Мелко вздрагивая плечами, то ли от холода, то ли в ритме танца, цыганка стала клониться и встала на колени. Длинные черные волосы закрыли ее лицо. Плечи затряслись сильнее, а торс прогибался назад до тех пор, пока затылок не коснулся ковра. Женщина застыла в этом положении, лишь чуть трепетала и вздрагивала ее грудь. Рубанову даже казалось, что он чувствовал тепло, исходящее от женщины, и запах разгоряченного тела. Не утерпев, возбужденный хмелем, танцами и плясуньей, под рукоплесканья товарищей, он упал перед ней на колени, и рука с ассигнациями проникла за декольте, ощутив божественную, такую податливую нежную и мягкую плоть. Женщина вздрогнула от неожиданности и стала медленно выпрямляться. И, стоя друг перед другом на коленях, они обнялись, при этом Аким сорвал такой душистый и страстный поцелуй пылающих алых губ, что у него самого затряслись плечи и, как у мальчишки, закружилась голова…

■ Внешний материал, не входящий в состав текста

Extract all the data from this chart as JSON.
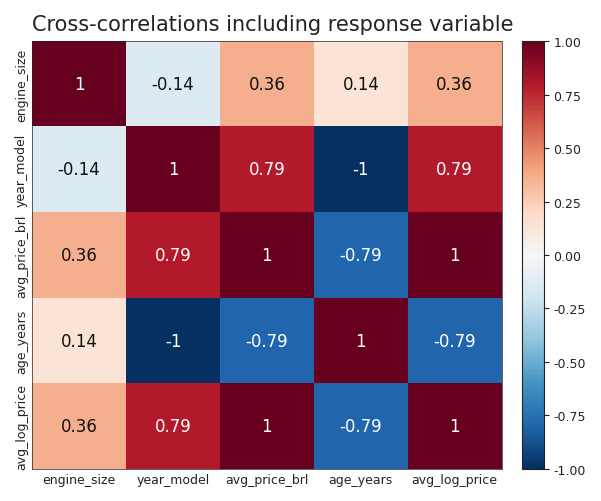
{
  "title": "Cross-correlations including response variable",
  "labels": [
    "engine_size",
    "year_model",
    "avg_price_brl",
    "age_years",
    "avg_log_price"
  ],
  "matrix": [
    [
      1.0,
      -0.14,
      0.36,
      0.14,
      0.36
    ],
    [
      -0.14,
      1.0,
      0.79,
      -1.0,
      0.79
    ],
    [
      0.36,
      0.79,
      1.0,
      -0.79,
      1.0
    ],
    [
      0.14,
      -1.0,
      -0.79,
      1.0,
      -0.79
    ],
    [
      0.36,
      0.79,
      1.0,
      -0.79,
      1.0
    ]
  ],
  "cmap": "RdBu_r",
  "vmin": -1.0,
  "vmax": 1.0,
  "title_fontsize": 15,
  "label_fontsize": 9,
  "annot_fontsize": 12,
  "background_color": "#ffffff",
  "text_color_label": "#222222",
  "text_color_light": "white",
  "text_color_dark": "#111111",
  "colorbar_ticks": [
    -1.0,
    -0.75,
    -0.5,
    -0.25,
    0.0,
    0.25,
    0.5,
    0.75,
    1.0
  ],
  "colorbar_ticklabels": [
    "-1.00",
    "-0.75",
    "-0.50",
    "-0.25",
    "0.00",
    "0.25",
    "0.50",
    "0.75",
    "1.00"
  ]
}
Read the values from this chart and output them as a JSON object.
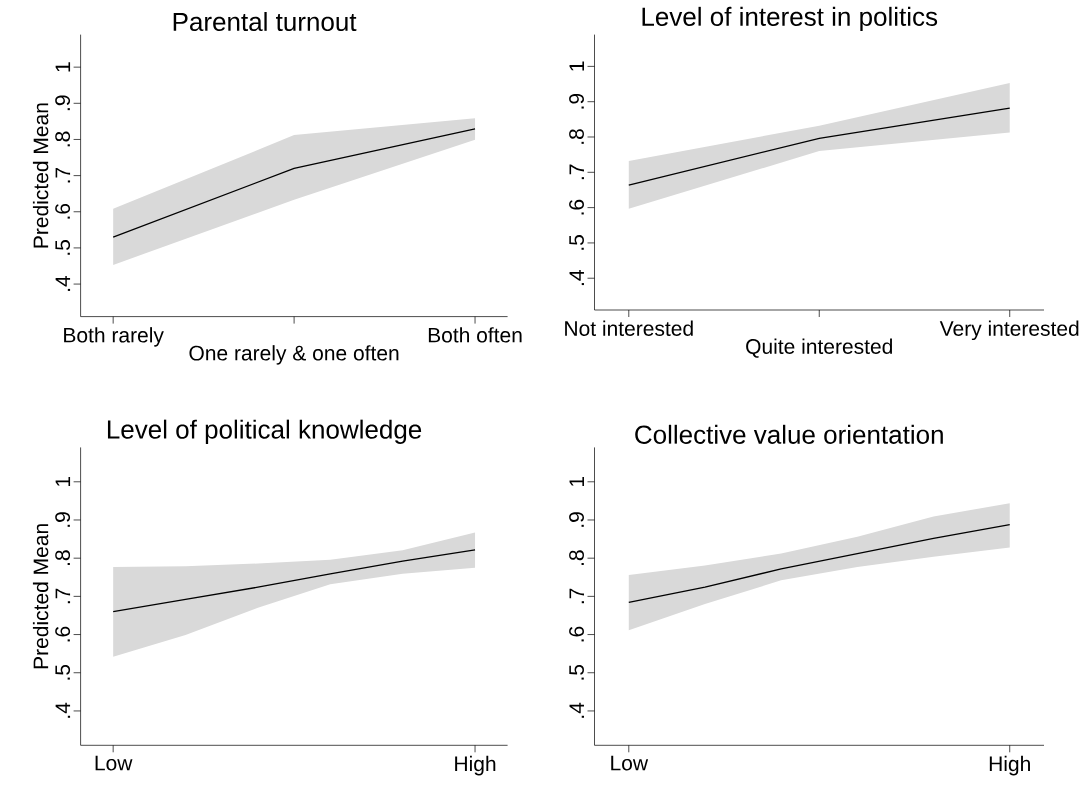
{
  "chart_data": [
    {
      "type": "line",
      "title": "Parental turnout",
      "ylabel": "Predicted Mean",
      "categories": [
        "Both rarely",
        "One rarely & one often",
        "Both often"
      ],
      "ylim": [
        0.31,
        1.09
      ],
      "yticks": [
        {
          "value": 0.4,
          "label": ".4"
        },
        {
          "value": 0.5,
          "label": ".5"
        },
        {
          "value": 0.6,
          "label": ".6"
        },
        {
          "value": 0.7,
          "label": ".7"
        },
        {
          "value": 0.8,
          "label": ".8"
        },
        {
          "value": 0.9,
          "label": ".9"
        },
        1
      ],
      "series": [
        {
          "color": "#000000",
          "values": [
            0.53,
            0.72,
            0.829
          ],
          "lower": [
            0.453,
            0.633,
            0.799
          ],
          "upper": [
            0.608,
            0.812,
            0.859
          ]
        }
      ]
    },
    {
      "type": "line",
      "title": "Level of interest in politics",
      "categories": [
        "Not interested",
        "Quite interested",
        "Very interested"
      ],
      "ylim": [
        0.31,
        1.09
      ],
      "yticks": [
        {
          "value": 0.4,
          "label": ".4"
        },
        {
          "value": 0.5,
          "label": ".5"
        },
        {
          "value": 0.6,
          "label": ".6"
        },
        {
          "value": 0.7,
          "label": ".7"
        },
        {
          "value": 0.8,
          "label": ".8"
        },
        {
          "value": 0.9,
          "label": ".9"
        },
        1
      ],
      "series": [
        {
          "color": "#000000",
          "values": [
            0.664,
            0.796,
            0.882
          ],
          "lower": [
            0.597,
            0.76,
            0.813
          ],
          "upper": [
            0.732,
            0.832,
            0.953
          ]
        }
      ]
    },
    {
      "type": "line",
      "title": "Level of political knowledge",
      "ylabel": "Predicted Mean",
      "categories": [
        "Low",
        null,
        null,
        null,
        null,
        "High"
      ],
      "ylim": [
        0.31,
        1.09
      ],
      "yticks": [
        {
          "value": 0.4,
          "label": ".4"
        },
        {
          "value": 0.5,
          "label": ".5"
        },
        {
          "value": 0.6,
          "label": ".6"
        },
        {
          "value": 0.7,
          "label": ".7"
        },
        {
          "value": 0.8,
          "label": ".8"
        },
        {
          "value": 0.9,
          "label": ".9"
        },
        1
      ],
      "series": [
        {
          "color": "#000000",
          "values": [
            0.66,
            0.692,
            0.724,
            0.759,
            0.792,
            0.822
          ],
          "lower": [
            0.542,
            0.599,
            0.67,
            0.732,
            0.759,
            0.775
          ],
          "upper": [
            0.777,
            0.779,
            0.786,
            0.796,
            0.821,
            0.867
          ]
        }
      ]
    },
    {
      "type": "line",
      "title": "Collective value orientation",
      "categories": [
        "Low",
        null,
        null,
        null,
        null,
        "High"
      ],
      "ylim": [
        0.31,
        1.09
      ],
      "yticks": [
        {
          "value": 0.4,
          "label": ".4"
        },
        {
          "value": 0.5,
          "label": ".5"
        },
        {
          "value": 0.6,
          "label": ".6"
        },
        {
          "value": 0.7,
          "label": ".7"
        },
        {
          "value": 0.8,
          "label": ".8"
        },
        {
          "value": 0.9,
          "label": ".9"
        },
        1
      ],
      "series": [
        {
          "color": "#000000",
          "values": [
            0.684,
            0.724,
            0.772,
            0.812,
            0.852,
            0.888
          ],
          "lower": [
            0.611,
            0.68,
            0.742,
            0.777,
            0.804,
            0.828
          ],
          "upper": [
            0.756,
            0.781,
            0.812,
            0.856,
            0.909,
            0.944
          ]
        }
      ]
    }
  ]
}
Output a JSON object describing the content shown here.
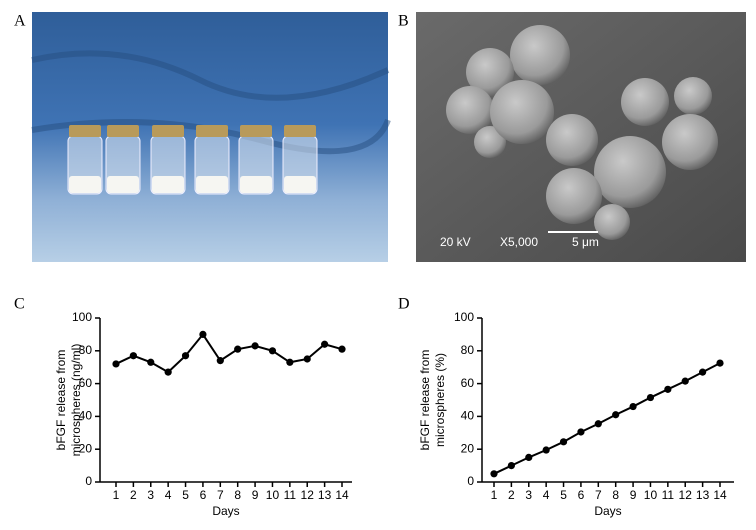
{
  "panels": {
    "a": "A",
    "b": "B",
    "c": "C",
    "d": "D"
  },
  "sem_labels": {
    "voltage": "20 kV",
    "magnification": "X5,000",
    "scale": "5 μm"
  },
  "chart_data": [
    {
      "type": "line",
      "ylabel": [
        "bFGF release from",
        "microspheres (ng/ml)"
      ],
      "xlabel": "Days",
      "categories": [
        "1",
        "2",
        "3",
        "4",
        "5",
        "6",
        "7",
        "8",
        "9",
        "10",
        "11",
        "12",
        "13",
        "14"
      ],
      "values": [
        72,
        77,
        73,
        67,
        77,
        90,
        74,
        81,
        83,
        80,
        73,
        75,
        84,
        81
      ],
      "color": "#000000",
      "ylim": [
        0,
        100
      ],
      "yticks": [
        0,
        20,
        40,
        60,
        80,
        100
      ]
    },
    {
      "type": "line",
      "ylabel": [
        "bFGF release from",
        "microspheres (%)"
      ],
      "xlabel": "Days",
      "categories": [
        "1",
        "2",
        "3",
        "4",
        "5",
        "6",
        "7",
        "8",
        "9",
        "10",
        "11",
        "12",
        "13",
        "14"
      ],
      "values": [
        5,
        10,
        15,
        19.5,
        24.5,
        30.5,
        35.5,
        41,
        46,
        51.5,
        56.5,
        61.5,
        67,
        72.5
      ],
      "color": "#000000",
      "ylim": [
        0,
        100
      ],
      "yticks": [
        0,
        20,
        40,
        60,
        80,
        100
      ]
    }
  ]
}
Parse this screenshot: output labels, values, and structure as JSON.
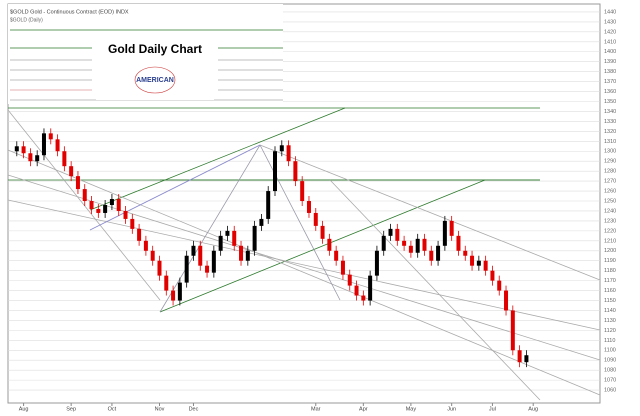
{
  "chart_data": {
    "type": "candlestick",
    "header": "$GOLD Gold - Continuous Contract (EOD) INDX",
    "subheader": "$GOLD (Daily)",
    "title": "Gold Daily Chart",
    "logo_text": "AMERICAN",
    "up_color": "#000000",
    "down_color": "#e00000",
    "open": [
      1300,
      1305,
      1298,
      1290,
      1296,
      1318,
      1312,
      1300,
      1285,
      1275,
      1262,
      1250,
      1242,
      1238,
      1246,
      1252,
      1240,
      1232,
      1222,
      1210,
      1200,
      1190,
      1175,
      1160,
      1150,
      1168,
      1195,
      1205,
      1185,
      1178,
      1200,
      1215,
      1220,
      1205,
      1190,
      1200,
      1225,
      1232,
      1260,
      1300,
      1306,
      1290,
      1270,
      1250,
      1238,
      1225,
      1212,
      1200,
      1190,
      1176,
      1165,
      1155,
      1150,
      1175,
      1200,
      1215,
      1222,
      1210,
      1205,
      1198,
      1212,
      1200,
      1190,
      1205,
      1230,
      1215,
      1200,
      1195,
      1185,
      1190,
      1180,
      1170,
      1160,
      1140,
      1100,
      1088
    ],
    "high": [
      1310,
      1310,
      1303,
      1301,
      1323,
      1323,
      1317,
      1305,
      1290,
      1280,
      1267,
      1255,
      1247,
      1251,
      1257,
      1257,
      1245,
      1237,
      1227,
      1215,
      1205,
      1195,
      1180,
      1165,
      1173,
      1200,
      1210,
      1210,
      1190,
      1205,
      1220,
      1225,
      1225,
      1210,
      1205,
      1230,
      1237,
      1265,
      1305,
      1311,
      1311,
      1295,
      1275,
      1255,
      1243,
      1230,
      1217,
      1205,
      1195,
      1181,
      1170,
      1160,
      1180,
      1205,
      1220,
      1227,
      1227,
      1215,
      1210,
      1217,
      1217,
      1205,
      1210,
      1235,
      1235,
      1220,
      1205,
      1200,
      1195,
      1195,
      1185,
      1175,
      1165,
      1145,
      1105,
      1100
    ],
    "low": [
      1295,
      1293,
      1285,
      1285,
      1291,
      1307,
      1295,
      1280,
      1270,
      1257,
      1245,
      1237,
      1233,
      1233,
      1241,
      1235,
      1227,
      1217,
      1205,
      1195,
      1185,
      1170,
      1155,
      1145,
      1145,
      1163,
      1190,
      1180,
      1173,
      1173,
      1195,
      1210,
      1200,
      1185,
      1185,
      1195,
      1220,
      1227,
      1255,
      1295,
      1285,
      1265,
      1245,
      1233,
      1220,
      1207,
      1195,
      1185,
      1171,
      1160,
      1150,
      1145,
      1145,
      1170,
      1195,
      1210,
      1205,
      1200,
      1193,
      1193,
      1195,
      1185,
      1185,
      1200,
      1210,
      1195,
      1190,
      1180,
      1180,
      1175,
      1165,
      1155,
      1135,
      1095,
      1083,
      1083
    ],
    "close": [
      1305,
      1298,
      1290,
      1296,
      1318,
      1312,
      1300,
      1285,
      1275,
      1262,
      1250,
      1242,
      1238,
      1246,
      1252,
      1240,
      1232,
      1222,
      1210,
      1200,
      1190,
      1175,
      1160,
      1150,
      1168,
      1195,
      1205,
      1185,
      1178,
      1200,
      1215,
      1220,
      1205,
      1190,
      1200,
      1225,
      1232,
      1260,
      1300,
      1306,
      1290,
      1270,
      1250,
      1238,
      1225,
      1212,
      1200,
      1190,
      1176,
      1165,
      1155,
      1150,
      1175,
      1200,
      1215,
      1222,
      1210,
      1205,
      1198,
      1212,
      1200,
      1190,
      1205,
      1230,
      1215,
      1200,
      1195,
      1185,
      1190,
      1180,
      1170,
      1160,
      1140,
      1100,
      1088,
      1095
    ],
    "xlim": [
      -1,
      77
    ],
    "xticks": [
      {
        "value": 1,
        "label": "Aug"
      },
      {
        "value": 8,
        "label": "Sep"
      },
      {
        "value": 14,
        "label": "Oct"
      },
      {
        "value": 21,
        "label": "Nov"
      },
      {
        "value": 26,
        "label": "Dec"
      },
      {
        "value": 44,
        "label": "Mar"
      },
      {
        "value": 51,
        "label": "Apr"
      },
      {
        "value": 58,
        "label": "May"
      },
      {
        "value": 64,
        "label": "Jun"
      },
      {
        "value": 70,
        "label": "Jul"
      },
      {
        "value": 76,
        "label": "Aug"
      }
    ],
    "ylim": [
      1047,
      1448
    ],
    "yticks": [
      1060,
      1070,
      1080,
      1090,
      1100,
      1110,
      1120,
      1130,
      1140,
      1150,
      1160,
      1170,
      1180,
      1190,
      1200,
      1210,
      1220,
      1230,
      1240,
      1250,
      1260,
      1270,
      1280,
      1290,
      1300,
      1310,
      1320,
      1330,
      1340,
      1350,
      1360,
      1370,
      1380,
      1390,
      1400,
      1410,
      1420,
      1430,
      1440
    ],
    "grid": true
  }
}
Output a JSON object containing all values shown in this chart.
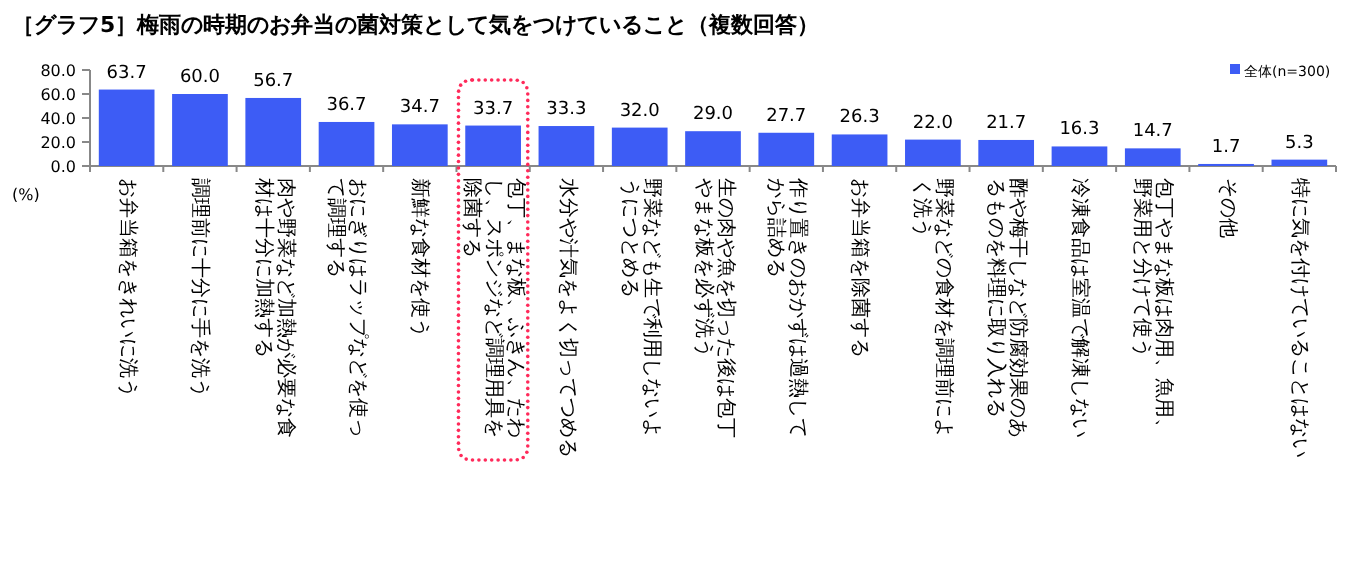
{
  "chart_data": {
    "type": "bar",
    "title": "［グラフ5］梅雨の時期のお弁当の菌対策として気をつけていること（複数回答）",
    "ylabel": "(%)",
    "categories": [
      "お弁当箱をきれいに洗う",
      "調理前に十分に手を洗う",
      "肉や野菜など加熱が必要な食材は十分に加熱する",
      "おにぎりはラップなどを使って調理する",
      "新鮮な食材を使う",
      "包丁、まな板、ふきん、たわし、スポンジなど調理用具を除菌する",
      "水分や汁気をよく切ってつめる",
      "野菜なども生で利用しないようにつとめる",
      "生の肉や魚を切った後は包丁やまな板を必ず洗う",
      "作り置きのおかずは過熱してから詰める",
      "お弁当箱を除菌する",
      "野菜などの食材を調理前によく洗う",
      "酢や梅干しなど防腐効果のあるものを料理に取り入れる",
      "冷凍食品は室温で解凍しない",
      "包丁やまな板は肉用、魚用、野菜用と分けて使う",
      "その他",
      "特に気を付けていることはない"
    ],
    "series": [
      {
        "name": "全体(n=300)",
        "color": "#3d5cf5",
        "values": [
          63.7,
          60.0,
          56.7,
          36.7,
          34.7,
          33.7,
          33.3,
          32.0,
          29.0,
          27.7,
          26.3,
          22.0,
          21.7,
          16.3,
          14.7,
          1.7,
          5.3
        ]
      }
    ],
    "value_labels": [
      "63.7",
      "60.0",
      "56.7",
      "36.7",
      "34.7",
      "33.7",
      "33.3",
      "32.0",
      "29.0",
      "27.7",
      "26.3",
      "22.0",
      "21.7",
      "16.3",
      "14.7",
      "1.7",
      "5.3"
    ],
    "ylim": [
      0,
      80
    ],
    "yticks": [
      {
        "value": 0,
        "label": "0.0"
      },
      {
        "value": 20,
        "label": "20.0"
      },
      {
        "value": 40,
        "label": "40.0"
      },
      {
        "value": 60,
        "label": "60.0"
      },
      {
        "value": 80,
        "label": "80.0"
      }
    ],
    "legend": "top right"
  }
}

Закружилась она, видно, и у Алпатьева, потому как с криком «Чавелла!» он резко, вместе с седлом, накренился вперед, а затем плавно врезался носом в землю и в ту же секунду заснул, не выпуская пустой стакан и почмокивая губами. Восторгу офицеров не было границ. Даже Рубанов, на время забыв о цыганке, принялся поднимать поручика.
– Слава Богу! – перекрестился он под хохот друзей. – Багратионовский нос не пострадал!
– Господа! – достав пистолет, полковник выстрелил в воздух, дабы привлечь внимание. – Именно хочу сказать вам, господа… Окажите любезность, давайте выпьем, – язык уже плохо повиновался ему, – за любовь, господа…
Пистолет у полковника отобрали и, пока он не повторил опыт своего подчиненного, тоже унесли в шатер и положили рядом с Алпатьевым. Опять хлынул дождь. Огонь зашипел, и костер начал нещадно дымить. Ветер играл одеждой женщин.
– Дамы! Не держите юбки руками, – смеялся Рубанов.
Дамам, однако, стало не до шуток. Они посерели от холода, а кожа их покрылась мурашками.
– Ух ты, моя шершавенькая! – потащил Аким слабо сопротивляющуюся цыганку не в шатер, а в свою палатку, без конца целуя ее в смуглую шею. «Зачем я буду кормить голубой кровью цыганских тощих клопов? – рассуждал он, не отрываясь от женщины. – Пусть попляшут голодными, а мои родные армейские клопики заслужили отведать сладкую цыганочку…»
– Лучше всего любится перед боем в армейской палатке, – разъяснил он подружке, – а не в побитом молью шатре.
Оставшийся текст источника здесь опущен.